Sure, that works much better! (but with the _t suffix)

imaginary and complex are too much like "unsigned",
and we are already using the "u" prefix for those...


Dropping the "real" names from DMD is really simple.
Just a matter of will and decisions, in the end...

> /lexer.c:1924:    {	"real",		TOKfloat80	},
> ./lexer.c:1933:    {	"ireal",	TOKimaginary80	},
> ./lexer.c:1937:    {	"creal",	TOKcomplex80	},

> ./mtype.c:666:			c = "real";
> ./mtype.c:681:			c = "ireal";
> ./mtype.c:696:			c = "creal";

I guess the old names will have to be provided as aliases,
in order to not break existing code... (in object.d)

"real" is OK, but maybe deprecate "ireal" and "creal" ?
("imaginary" and "complex" could be added too, if wanted,
but they are a little like "unsigned" or even "integer")


Put a page up at:
http://www.prowiki.org/wiki4d/wiki.cgi?StdTypeAliases

Will change to the above, and drop "imag" and "comp"
And maybe start a petition to get extended back ? :-)

--anders
February 11, 2005
Hi..

And the discussion continues....

I think it should rather be the other way around:

int8 should be the internal type, with "byte" as an alias.

If there's a change eminent, we should take this opportunity to get rid of those strange C names like: short, long, double. They're adjectives for cyring out loud.

The only types that actually mean something are bit, "int" for integers and "float" for floating point numbers. The others are basically based on these.

Weren't "short" and "long" originally meant as type modifiers? "short int" for a 16-bit number, "long int" for a "longer than normal" (multi-register) 64-bit number. "double float" for a float with double precision? What about "short real" for float and "long real" for a double?

The current types are too much based on C, their origin long since forgotten.

Come to think of it, "complex" can be both a noun and an adjective, and since "complex int" will never be popular (and useful), I guess it'll be one of the bases: bit, int, float, complex ?

Ah, finally a coherent naming system: "short bool" for a bit/bool, "bool" for a byte (C++), "long bool" for dbool. Char's tricky: there's nothing shorter and two longer variants.. I'll have to think about this.
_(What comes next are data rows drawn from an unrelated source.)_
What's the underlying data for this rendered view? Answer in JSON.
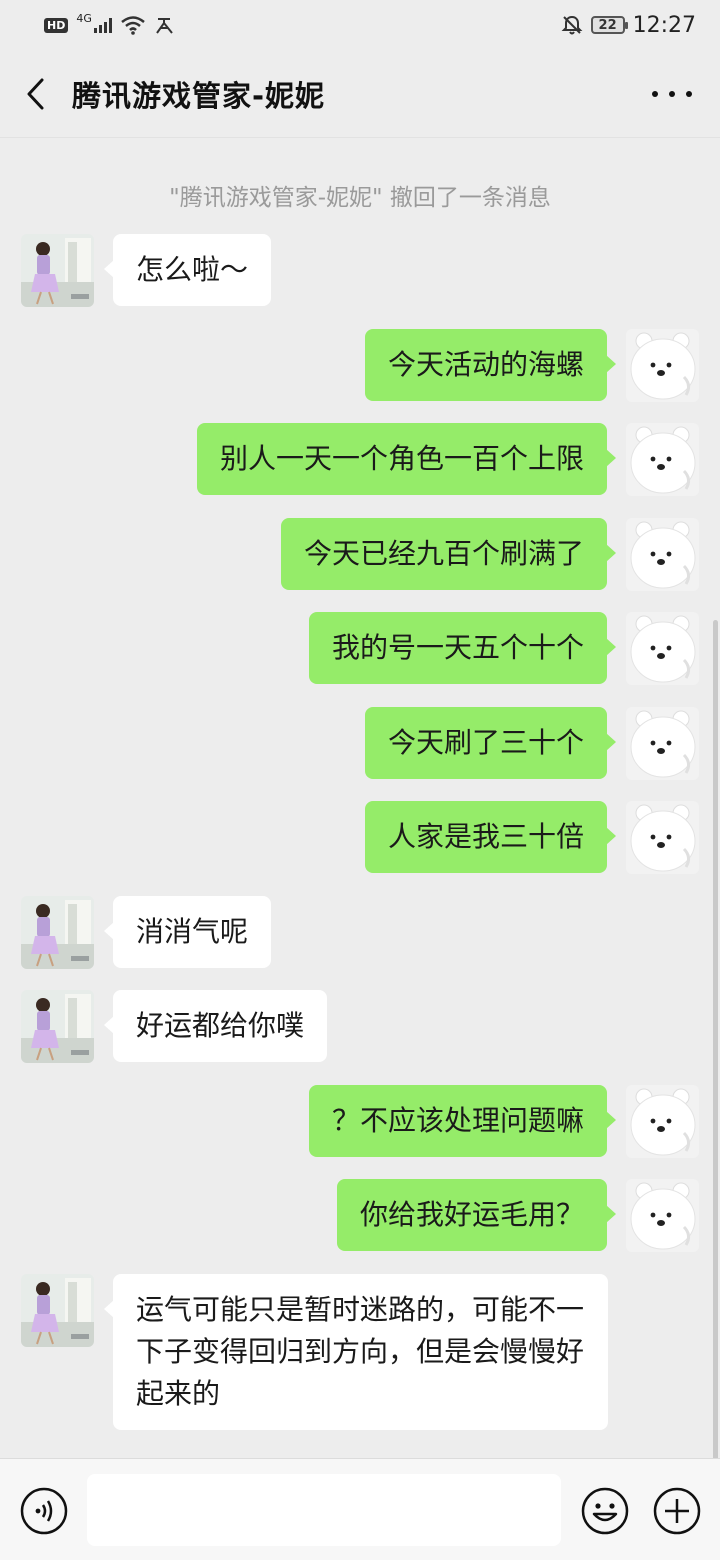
{
  "status_bar": {
    "hd": "HD",
    "network": "4G",
    "time": "12:27",
    "battery": "22"
  },
  "header": {
    "title": "腾讯游戏管家-妮妮",
    "back_icon": "chevron-left-icon",
    "more_icon": "more-dots-icon"
  },
  "chat": {
    "system_notice": "\"腾讯游戏管家-妮妮\" 撤回了一条消息",
    "messages": [
      {
        "from": "them",
        "text": "怎么啦～"
      },
      {
        "from": "me",
        "text": "今天活动的海螺"
      },
      {
        "from": "me",
        "text": "别人一天一个角色一百个上限"
      },
      {
        "from": "me",
        "text": "今天已经九百个刷满了"
      },
      {
        "from": "me",
        "text": "我的号一天五个十个"
      },
      {
        "from": "me",
        "text": "今天刷了三十个"
      },
      {
        "from": "me",
        "text": "人家是我三十倍"
      },
      {
        "from": "them",
        "text": "消消气呢"
      },
      {
        "from": "them",
        "text": "好运都给你噗"
      },
      {
        "from": "me",
        "text": "？不应该处理问题嘛"
      },
      {
        "from": "me",
        "text": "你给我好运毛用？"
      },
      {
        "from": "them",
        "text": "运气可能只是暂时迷路的，可能不一下子变得回归到方向，但是会慢慢好起来的"
      }
    ]
  },
  "input_bar": {
    "voice_icon": "voice-icon",
    "emoji_icon": "emoji-icon",
    "plus_icon": "plus-icon",
    "input_value": ""
  },
  "colors": {
    "background": "#ededed",
    "outgoing_bubble": "#95ec69",
    "incoming_bubble": "#ffffff",
    "notice_text": "#9a9a9a"
  }
}
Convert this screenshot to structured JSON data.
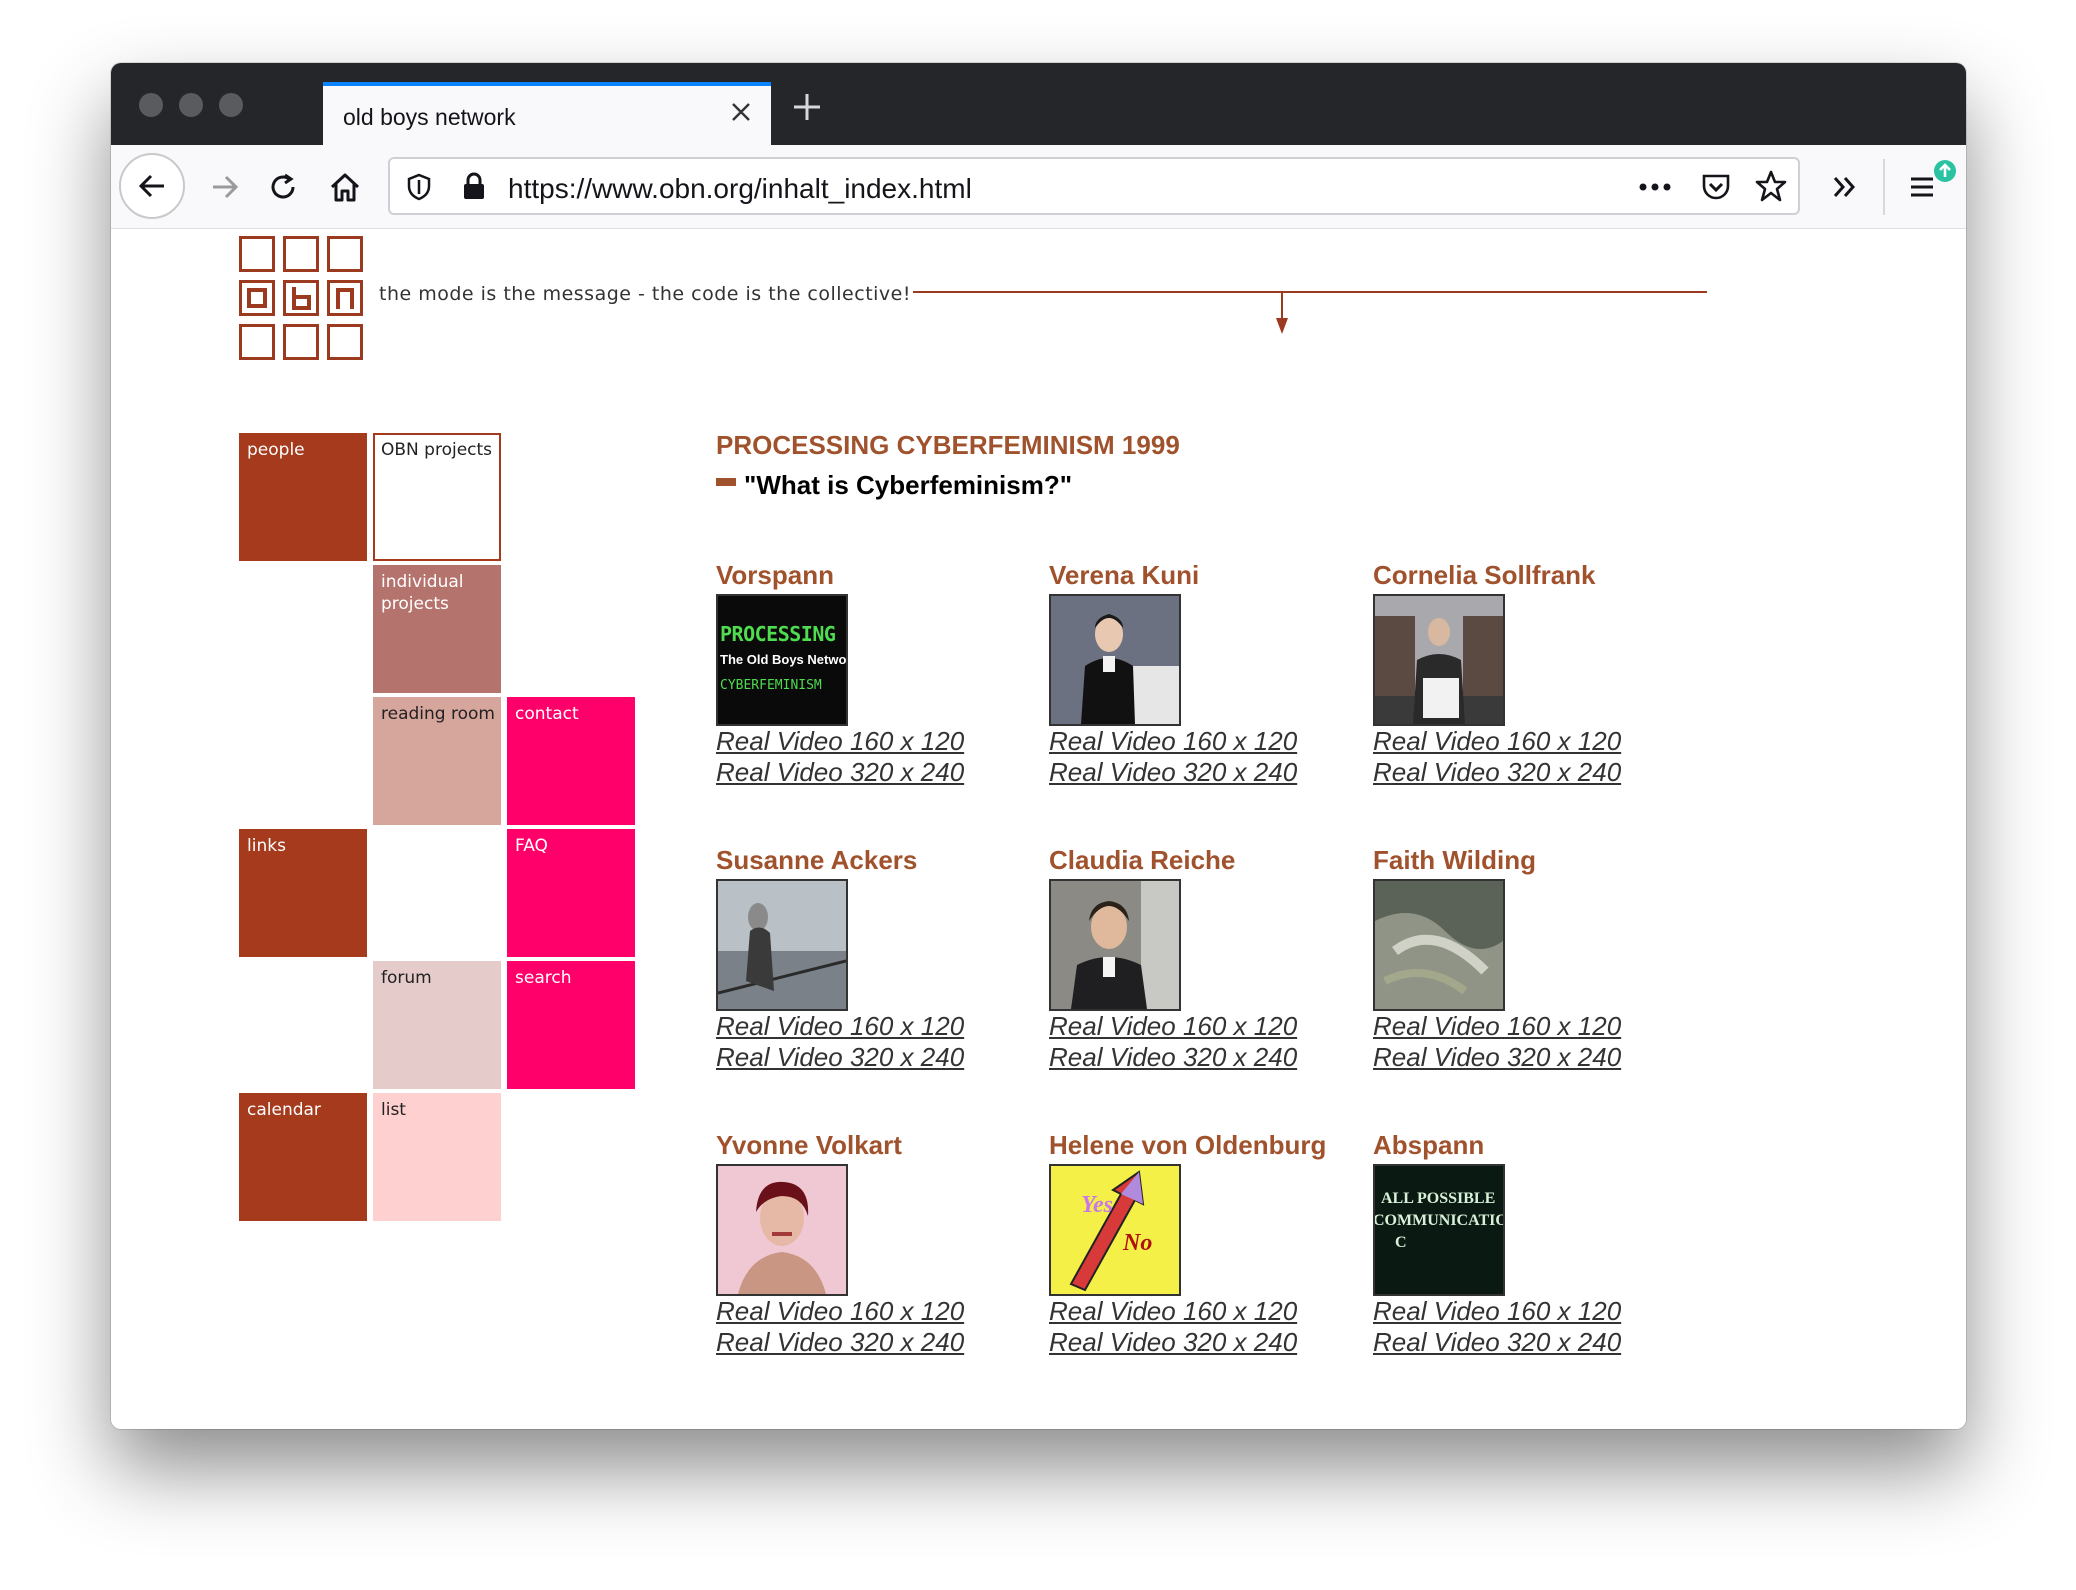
{
  "browser": {
    "tab_title": "old boys network",
    "url": "https://www.obn.org/inhalt_index.html"
  },
  "site": {
    "logo_letters": [
      "o",
      "B",
      "n"
    ],
    "tagline": "the mode is the message - the code is the collective!",
    "accent_color": "#a0522d"
  },
  "menu": {
    "people": "people",
    "obn_projects": "OBN projects",
    "individual_projects": "individual projects",
    "reading_room": "reading room",
    "contact": "contact",
    "links": "links",
    "faq": "FAQ",
    "forum": "forum",
    "search": "search",
    "calendar": "calendar",
    "list": "list"
  },
  "main": {
    "title": "PROCESSING CYBERFEMINISM 1999",
    "subtitle": "\"What is Cyberfeminism?\"",
    "entries": [
      {
        "name": "Vorspann",
        "link_small": "Real Video 160 x 120",
        "link_large": "Real Video 320 x 240",
        "thumb_text": [
          "PROCESSING",
          "The Old Boys Network",
          "CYBERFEMINISM"
        ]
      },
      {
        "name": "Verena Kuni",
        "link_small": "Real Video 160 x 120",
        "link_large": "Real Video 320 x 240"
      },
      {
        "name": "Cornelia Sollfrank",
        "link_small": "Real Video 160 x 120",
        "link_large": "Real Video 320 x 240"
      },
      {
        "name": "Susanne Ackers",
        "link_small": "Real Video 160 x 120",
        "link_large": "Real Video 320 x 240"
      },
      {
        "name": "Claudia Reiche",
        "link_small": "Real Video 160 x 120",
        "link_large": "Real Video 320 x 240"
      },
      {
        "name": "Faith Wilding",
        "link_small": "Real Video 160 x 120",
        "link_large": "Real Video 320 x 240"
      },
      {
        "name": "Yvonne Volkart",
        "link_small": "Real Video 160 x 120",
        "link_large": "Real Video 320 x 240"
      },
      {
        "name": "Helene von Oldenburg",
        "link_small": "Real Video 160 x 120",
        "link_large": "Real Video 320 x 240",
        "thumb_text": [
          "Yes",
          "No"
        ]
      },
      {
        "name": "Abspann",
        "link_small": "Real Video 160 x 120",
        "link_large": "Real Video 320 x 240",
        "thumb_text": [
          "ALL POSSIBLE",
          "COMMUNICATIO",
          "C"
        ]
      }
    ]
  }
}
"This would break all existing programs" - make aliases;
"Too late to make such a change" - with aliases nothing breaks;
"We're only fixing bugs, not changing the language" - press delete (no wait,
it's a newsgroup).

Lionello.


February 11, 2005
Mark Junker wrote:

>> String: (std.stdstr)
>>   char[]          str    // UTF-8, optimized for US-ASCII
>>  wchar[]         wstr    // UTF-16, optimized for Unicode
>>  dchar[]         dstr    // UTF-32, easy codepoint access
> 
> Are you sure that you'll always use Multi-Byte-Character strings? Maybe you you can use UCS32 for dchar[]?

What is UCS32 ? (I've only heard of UCS-4, which is obsolete)

And the decision that D should "only" support Unicode is not
mine at all but Walter's, and something that I agree with...

It's still possible to use e.g. Latin-1 strings by using the
ubyte[] data type, but you can only use C functions then...

All D functions take Unicode strings, like: str, wstr, dstr

--anders
February 11, 2005
Anders F Björklund wrote:
> Revised,
> Here is the full list of my suggested type aliases for D:
> /* snipped out loads'o'stuff */
> 
> 
> 
>> module std.stdfloat;
>>
>> /* floating point types */
>>
>> alias     float  float32_t; // 32-bit single precision
>> alias    double  float64_t; // 64-bit double precision
>> alias  extended  float80_t; // 64|80|128-bit extended
>>
>> alias     float   real32_t; // \
>> alias    double   real64_t; // Real
>> alias  extended   real80_t; // /
>>
>> alias    ifloat   imag32_t; // \
>> alias   idouble   imag64_t; // Imaginary
>> alias iextended   imag80_t; // /
>>
>> alias    cfloat   comp32_t; // \
>> alias   cdouble   comp64_t; // Complex (Real + Imaginary)
>> alias cextended   comp80_t; // /

Is it a good idea to use the bit length in the real/extended aliases (float80_t) when the length of these types is platform defined?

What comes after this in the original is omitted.